V_wat:S and V_watL in baseline HEMO patients and their ratios in men vs. women

Ratio	Equation	Men (median)	Women (median)	Men/womena
VwatSdub	Watson,Dubois	21.34	18.50	1.153
VwatL (l/ml)	Heinemann (23)	0.0244	0.0215	1.135
VwatL (l/g)	Yoshizumi (24)	0.0279	0.0240	1.162
VwatL (l/g)	Chouker (25)	0.0222	0.0189	1.175

^aMedian ratio inmen divided by the median ratio in women.

It can be seen that in general, the ratio of median values of V_wat:L between men and women, regardless of the equation used, is similar to the gender ratio of the median values of V_wat:S_dub. This means that, for any level of V, a woman will have a larger estimated liver size, as well as a larger body surface area, compared to a similarly sized male. Thus, liver size may be a physiological underpinning explaining why scaling both GFR and dialysis dose to S is a more appropriate strategy than scaling to V.

In summary, the present data identify a practical method of rescaling the dose of dialysis from a system based on urea distribution volume, V, to one based on body surface area.
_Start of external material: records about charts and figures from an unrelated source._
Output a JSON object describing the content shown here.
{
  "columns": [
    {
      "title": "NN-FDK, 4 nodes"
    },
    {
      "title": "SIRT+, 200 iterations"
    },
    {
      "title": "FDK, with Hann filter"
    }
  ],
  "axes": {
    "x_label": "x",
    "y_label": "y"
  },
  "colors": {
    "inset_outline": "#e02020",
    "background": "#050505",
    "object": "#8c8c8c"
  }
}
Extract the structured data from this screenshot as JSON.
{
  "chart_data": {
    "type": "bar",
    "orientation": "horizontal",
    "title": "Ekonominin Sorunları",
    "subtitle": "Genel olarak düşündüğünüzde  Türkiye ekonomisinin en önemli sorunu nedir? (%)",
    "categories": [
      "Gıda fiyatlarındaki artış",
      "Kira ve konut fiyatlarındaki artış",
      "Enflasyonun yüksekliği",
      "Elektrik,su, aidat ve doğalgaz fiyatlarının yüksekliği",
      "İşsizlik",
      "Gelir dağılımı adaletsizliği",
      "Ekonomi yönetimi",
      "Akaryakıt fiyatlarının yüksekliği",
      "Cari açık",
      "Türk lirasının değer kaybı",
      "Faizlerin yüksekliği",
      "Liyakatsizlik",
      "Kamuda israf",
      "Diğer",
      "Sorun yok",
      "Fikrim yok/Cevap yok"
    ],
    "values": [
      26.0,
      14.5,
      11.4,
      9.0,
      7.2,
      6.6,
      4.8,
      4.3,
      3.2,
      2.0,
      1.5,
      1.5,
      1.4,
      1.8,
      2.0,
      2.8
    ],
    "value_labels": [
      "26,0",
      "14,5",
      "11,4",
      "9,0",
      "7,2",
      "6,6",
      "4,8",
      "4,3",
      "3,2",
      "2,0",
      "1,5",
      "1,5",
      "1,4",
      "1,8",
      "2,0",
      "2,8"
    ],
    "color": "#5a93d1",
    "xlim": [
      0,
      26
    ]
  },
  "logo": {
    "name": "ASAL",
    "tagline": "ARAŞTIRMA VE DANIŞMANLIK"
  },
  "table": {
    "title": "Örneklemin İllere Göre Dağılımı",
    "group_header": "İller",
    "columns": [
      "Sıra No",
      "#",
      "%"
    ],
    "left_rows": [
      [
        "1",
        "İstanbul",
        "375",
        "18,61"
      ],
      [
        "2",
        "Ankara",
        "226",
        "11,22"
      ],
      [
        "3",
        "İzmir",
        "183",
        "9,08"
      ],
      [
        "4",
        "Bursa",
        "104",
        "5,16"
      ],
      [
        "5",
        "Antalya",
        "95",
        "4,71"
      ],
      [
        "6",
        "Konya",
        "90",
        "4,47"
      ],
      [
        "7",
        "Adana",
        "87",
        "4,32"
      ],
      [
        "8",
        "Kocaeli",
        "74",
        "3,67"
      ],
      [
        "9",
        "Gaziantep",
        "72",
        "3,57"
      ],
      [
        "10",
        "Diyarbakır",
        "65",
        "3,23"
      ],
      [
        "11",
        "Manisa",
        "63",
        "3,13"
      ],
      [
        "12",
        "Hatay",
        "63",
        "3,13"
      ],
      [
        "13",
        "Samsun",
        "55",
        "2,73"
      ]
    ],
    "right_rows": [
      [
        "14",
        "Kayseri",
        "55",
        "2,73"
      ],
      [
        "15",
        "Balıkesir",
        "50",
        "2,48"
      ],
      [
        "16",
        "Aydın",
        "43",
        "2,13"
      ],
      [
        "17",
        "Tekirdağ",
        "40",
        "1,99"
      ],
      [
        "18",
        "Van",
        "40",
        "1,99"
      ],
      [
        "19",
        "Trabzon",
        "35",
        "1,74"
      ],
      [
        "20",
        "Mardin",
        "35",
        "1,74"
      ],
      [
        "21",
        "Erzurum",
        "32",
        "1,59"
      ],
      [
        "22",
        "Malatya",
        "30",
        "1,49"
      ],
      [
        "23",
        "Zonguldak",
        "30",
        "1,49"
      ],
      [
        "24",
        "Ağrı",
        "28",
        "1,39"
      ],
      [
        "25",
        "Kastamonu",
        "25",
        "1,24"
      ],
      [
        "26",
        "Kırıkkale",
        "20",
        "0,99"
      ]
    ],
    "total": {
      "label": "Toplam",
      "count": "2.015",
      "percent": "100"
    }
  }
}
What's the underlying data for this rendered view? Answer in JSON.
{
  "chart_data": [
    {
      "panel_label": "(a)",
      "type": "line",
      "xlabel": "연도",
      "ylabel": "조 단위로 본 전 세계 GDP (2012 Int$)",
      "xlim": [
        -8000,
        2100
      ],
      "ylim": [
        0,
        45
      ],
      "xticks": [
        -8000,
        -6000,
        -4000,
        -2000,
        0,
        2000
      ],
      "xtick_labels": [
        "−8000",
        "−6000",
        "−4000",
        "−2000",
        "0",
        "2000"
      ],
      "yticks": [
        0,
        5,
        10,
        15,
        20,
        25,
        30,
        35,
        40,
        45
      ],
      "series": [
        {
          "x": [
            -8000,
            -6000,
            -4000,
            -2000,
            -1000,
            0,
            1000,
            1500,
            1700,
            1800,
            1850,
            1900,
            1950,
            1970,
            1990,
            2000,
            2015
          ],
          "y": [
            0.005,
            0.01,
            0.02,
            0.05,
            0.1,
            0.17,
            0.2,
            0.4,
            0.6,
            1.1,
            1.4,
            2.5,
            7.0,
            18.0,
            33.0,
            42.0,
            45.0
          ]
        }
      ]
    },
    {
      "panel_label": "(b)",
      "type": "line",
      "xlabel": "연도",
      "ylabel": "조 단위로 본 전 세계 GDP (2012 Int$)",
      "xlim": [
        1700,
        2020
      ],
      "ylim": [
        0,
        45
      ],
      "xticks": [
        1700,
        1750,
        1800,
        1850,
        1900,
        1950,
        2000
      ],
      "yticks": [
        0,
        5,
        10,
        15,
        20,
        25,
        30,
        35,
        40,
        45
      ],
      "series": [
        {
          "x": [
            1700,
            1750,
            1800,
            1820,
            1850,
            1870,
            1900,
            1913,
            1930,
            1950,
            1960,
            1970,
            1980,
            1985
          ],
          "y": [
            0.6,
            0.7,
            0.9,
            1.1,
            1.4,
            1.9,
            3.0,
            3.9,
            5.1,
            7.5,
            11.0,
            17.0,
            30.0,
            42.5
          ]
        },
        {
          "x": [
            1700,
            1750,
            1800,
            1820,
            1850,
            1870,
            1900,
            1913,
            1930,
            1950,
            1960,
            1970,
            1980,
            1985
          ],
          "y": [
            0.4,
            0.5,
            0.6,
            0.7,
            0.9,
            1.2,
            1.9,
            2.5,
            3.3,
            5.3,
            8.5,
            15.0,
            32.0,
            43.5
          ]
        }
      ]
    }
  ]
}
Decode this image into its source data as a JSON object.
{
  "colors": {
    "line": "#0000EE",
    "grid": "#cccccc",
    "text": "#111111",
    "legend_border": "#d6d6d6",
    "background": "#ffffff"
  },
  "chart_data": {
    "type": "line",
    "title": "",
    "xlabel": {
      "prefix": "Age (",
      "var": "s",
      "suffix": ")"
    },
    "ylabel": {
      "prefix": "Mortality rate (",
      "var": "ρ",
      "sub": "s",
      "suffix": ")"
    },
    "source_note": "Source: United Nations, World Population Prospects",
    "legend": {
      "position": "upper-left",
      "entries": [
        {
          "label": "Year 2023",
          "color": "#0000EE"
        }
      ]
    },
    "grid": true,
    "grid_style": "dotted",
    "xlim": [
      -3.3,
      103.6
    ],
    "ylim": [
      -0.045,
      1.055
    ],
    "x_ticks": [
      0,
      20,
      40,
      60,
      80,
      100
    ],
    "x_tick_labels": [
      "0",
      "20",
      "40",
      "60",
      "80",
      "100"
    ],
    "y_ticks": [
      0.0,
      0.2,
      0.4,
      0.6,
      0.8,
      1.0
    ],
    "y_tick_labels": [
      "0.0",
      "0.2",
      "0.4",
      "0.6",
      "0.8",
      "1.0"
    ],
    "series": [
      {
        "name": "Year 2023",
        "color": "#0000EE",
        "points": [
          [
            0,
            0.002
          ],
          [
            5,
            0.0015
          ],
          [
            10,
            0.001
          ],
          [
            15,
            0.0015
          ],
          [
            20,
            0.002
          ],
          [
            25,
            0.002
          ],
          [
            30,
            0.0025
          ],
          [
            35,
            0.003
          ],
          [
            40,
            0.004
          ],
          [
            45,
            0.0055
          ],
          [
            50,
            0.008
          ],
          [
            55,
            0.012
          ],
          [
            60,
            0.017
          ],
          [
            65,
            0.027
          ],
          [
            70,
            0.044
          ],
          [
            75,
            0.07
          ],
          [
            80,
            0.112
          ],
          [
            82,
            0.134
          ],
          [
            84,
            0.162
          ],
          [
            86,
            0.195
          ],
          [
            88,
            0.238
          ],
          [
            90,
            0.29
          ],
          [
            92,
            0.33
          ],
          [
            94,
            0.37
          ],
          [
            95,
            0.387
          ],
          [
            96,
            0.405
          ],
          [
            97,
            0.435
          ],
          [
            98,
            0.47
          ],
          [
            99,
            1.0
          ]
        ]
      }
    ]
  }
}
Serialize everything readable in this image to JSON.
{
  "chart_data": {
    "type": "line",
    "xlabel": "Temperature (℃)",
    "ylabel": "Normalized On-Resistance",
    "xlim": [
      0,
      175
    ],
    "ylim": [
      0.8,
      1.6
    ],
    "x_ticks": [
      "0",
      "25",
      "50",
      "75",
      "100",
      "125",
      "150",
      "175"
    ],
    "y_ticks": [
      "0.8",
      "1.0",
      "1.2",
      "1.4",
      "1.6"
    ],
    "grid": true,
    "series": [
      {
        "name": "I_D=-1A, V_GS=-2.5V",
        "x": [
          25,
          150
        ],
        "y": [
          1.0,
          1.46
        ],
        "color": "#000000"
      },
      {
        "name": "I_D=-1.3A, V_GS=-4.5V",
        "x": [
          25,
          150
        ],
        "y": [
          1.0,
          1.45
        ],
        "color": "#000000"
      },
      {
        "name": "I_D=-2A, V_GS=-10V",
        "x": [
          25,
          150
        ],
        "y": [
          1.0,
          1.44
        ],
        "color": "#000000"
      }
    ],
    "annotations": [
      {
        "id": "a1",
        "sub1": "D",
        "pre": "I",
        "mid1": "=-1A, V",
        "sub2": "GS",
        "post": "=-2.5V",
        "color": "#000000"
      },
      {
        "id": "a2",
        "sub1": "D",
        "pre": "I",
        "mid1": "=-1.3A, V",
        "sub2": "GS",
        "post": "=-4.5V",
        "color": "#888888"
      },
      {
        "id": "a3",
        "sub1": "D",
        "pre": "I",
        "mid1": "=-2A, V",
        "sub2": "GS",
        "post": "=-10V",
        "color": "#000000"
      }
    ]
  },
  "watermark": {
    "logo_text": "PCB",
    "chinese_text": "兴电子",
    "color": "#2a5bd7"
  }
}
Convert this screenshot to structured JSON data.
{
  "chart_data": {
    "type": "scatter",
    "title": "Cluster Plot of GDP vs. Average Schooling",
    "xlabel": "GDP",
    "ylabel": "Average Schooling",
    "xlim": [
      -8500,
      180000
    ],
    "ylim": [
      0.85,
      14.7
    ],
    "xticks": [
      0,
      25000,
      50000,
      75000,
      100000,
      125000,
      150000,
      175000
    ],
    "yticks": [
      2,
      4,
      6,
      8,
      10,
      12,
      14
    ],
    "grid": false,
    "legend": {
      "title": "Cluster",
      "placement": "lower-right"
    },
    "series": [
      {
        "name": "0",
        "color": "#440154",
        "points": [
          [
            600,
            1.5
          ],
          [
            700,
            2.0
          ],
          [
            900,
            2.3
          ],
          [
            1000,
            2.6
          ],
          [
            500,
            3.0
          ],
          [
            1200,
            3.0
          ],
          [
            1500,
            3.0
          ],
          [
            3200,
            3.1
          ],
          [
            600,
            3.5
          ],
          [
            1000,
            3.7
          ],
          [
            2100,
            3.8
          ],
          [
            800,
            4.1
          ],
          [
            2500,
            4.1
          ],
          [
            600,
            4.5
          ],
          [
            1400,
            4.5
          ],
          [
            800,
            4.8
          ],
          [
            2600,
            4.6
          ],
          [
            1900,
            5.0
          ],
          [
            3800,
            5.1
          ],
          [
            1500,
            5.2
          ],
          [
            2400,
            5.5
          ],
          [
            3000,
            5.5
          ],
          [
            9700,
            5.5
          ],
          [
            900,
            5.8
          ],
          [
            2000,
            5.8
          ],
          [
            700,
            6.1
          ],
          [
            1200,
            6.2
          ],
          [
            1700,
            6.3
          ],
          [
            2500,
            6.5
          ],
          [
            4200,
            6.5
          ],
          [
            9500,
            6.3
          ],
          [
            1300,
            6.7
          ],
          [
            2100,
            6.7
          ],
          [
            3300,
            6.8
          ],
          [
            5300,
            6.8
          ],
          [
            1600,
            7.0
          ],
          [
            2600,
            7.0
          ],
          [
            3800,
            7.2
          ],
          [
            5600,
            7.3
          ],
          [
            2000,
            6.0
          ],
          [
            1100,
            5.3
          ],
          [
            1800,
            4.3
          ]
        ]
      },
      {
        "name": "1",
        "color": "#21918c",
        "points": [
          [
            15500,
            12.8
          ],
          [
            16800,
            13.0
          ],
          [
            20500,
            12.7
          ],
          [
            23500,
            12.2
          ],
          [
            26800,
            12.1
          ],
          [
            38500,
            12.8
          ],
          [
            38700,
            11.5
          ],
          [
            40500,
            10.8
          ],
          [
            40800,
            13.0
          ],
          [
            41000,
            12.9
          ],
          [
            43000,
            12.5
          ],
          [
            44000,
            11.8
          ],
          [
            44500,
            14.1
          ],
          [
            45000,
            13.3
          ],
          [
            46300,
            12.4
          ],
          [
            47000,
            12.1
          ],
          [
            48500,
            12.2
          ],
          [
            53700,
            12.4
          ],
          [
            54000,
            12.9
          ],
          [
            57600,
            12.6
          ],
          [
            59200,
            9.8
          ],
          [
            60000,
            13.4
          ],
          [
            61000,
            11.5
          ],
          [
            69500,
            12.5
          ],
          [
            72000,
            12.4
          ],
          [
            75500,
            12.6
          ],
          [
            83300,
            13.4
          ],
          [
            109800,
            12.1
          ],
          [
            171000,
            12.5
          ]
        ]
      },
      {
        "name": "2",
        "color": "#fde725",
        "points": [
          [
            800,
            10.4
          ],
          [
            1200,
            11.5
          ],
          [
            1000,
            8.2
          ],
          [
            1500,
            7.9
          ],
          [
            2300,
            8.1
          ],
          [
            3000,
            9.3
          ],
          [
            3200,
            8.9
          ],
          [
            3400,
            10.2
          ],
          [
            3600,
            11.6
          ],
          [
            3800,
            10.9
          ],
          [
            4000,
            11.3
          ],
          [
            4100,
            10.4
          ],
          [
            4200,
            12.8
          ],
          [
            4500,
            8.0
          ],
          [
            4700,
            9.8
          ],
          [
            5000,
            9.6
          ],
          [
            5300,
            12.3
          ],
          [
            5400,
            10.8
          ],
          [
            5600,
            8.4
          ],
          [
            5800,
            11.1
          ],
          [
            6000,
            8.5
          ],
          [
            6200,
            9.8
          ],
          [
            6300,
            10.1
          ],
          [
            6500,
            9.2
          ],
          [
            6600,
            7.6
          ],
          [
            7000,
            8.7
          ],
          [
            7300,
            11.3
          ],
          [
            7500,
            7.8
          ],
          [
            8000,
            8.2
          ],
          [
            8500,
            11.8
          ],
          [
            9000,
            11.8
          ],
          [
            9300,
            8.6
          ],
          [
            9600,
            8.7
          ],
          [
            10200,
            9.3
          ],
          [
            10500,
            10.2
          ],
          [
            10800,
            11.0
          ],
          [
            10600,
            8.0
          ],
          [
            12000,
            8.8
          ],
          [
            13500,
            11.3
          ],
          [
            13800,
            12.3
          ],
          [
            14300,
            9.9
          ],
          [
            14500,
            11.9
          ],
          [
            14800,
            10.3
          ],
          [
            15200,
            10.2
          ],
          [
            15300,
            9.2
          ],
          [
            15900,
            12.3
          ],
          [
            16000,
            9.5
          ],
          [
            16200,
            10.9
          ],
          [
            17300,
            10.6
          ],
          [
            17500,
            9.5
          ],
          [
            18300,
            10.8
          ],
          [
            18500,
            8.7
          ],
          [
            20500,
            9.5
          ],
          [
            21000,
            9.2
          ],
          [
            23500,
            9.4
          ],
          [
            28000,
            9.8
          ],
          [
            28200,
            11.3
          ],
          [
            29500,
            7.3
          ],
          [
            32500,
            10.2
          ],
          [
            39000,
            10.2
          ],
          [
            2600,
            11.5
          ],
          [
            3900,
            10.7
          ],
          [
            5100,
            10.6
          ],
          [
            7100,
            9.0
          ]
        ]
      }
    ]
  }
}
Rescaling to surface area would obligate more dialysis for smaller patients, more dialysis for women, and potentially, less dialysis for larger, male patients. The present analysis can be used as a guide to estimate how much more dialysis might be indicated as a minimum for women and for small patients and might be used to justify slightly less dialysis for larger male patients. However, additional research may be required before the current minimum targets for hemodialysis dosing are revised. Assuring that current standards are sufficient for all major dialysis subpopulations should be a high priority goal for future quality improvement efforts.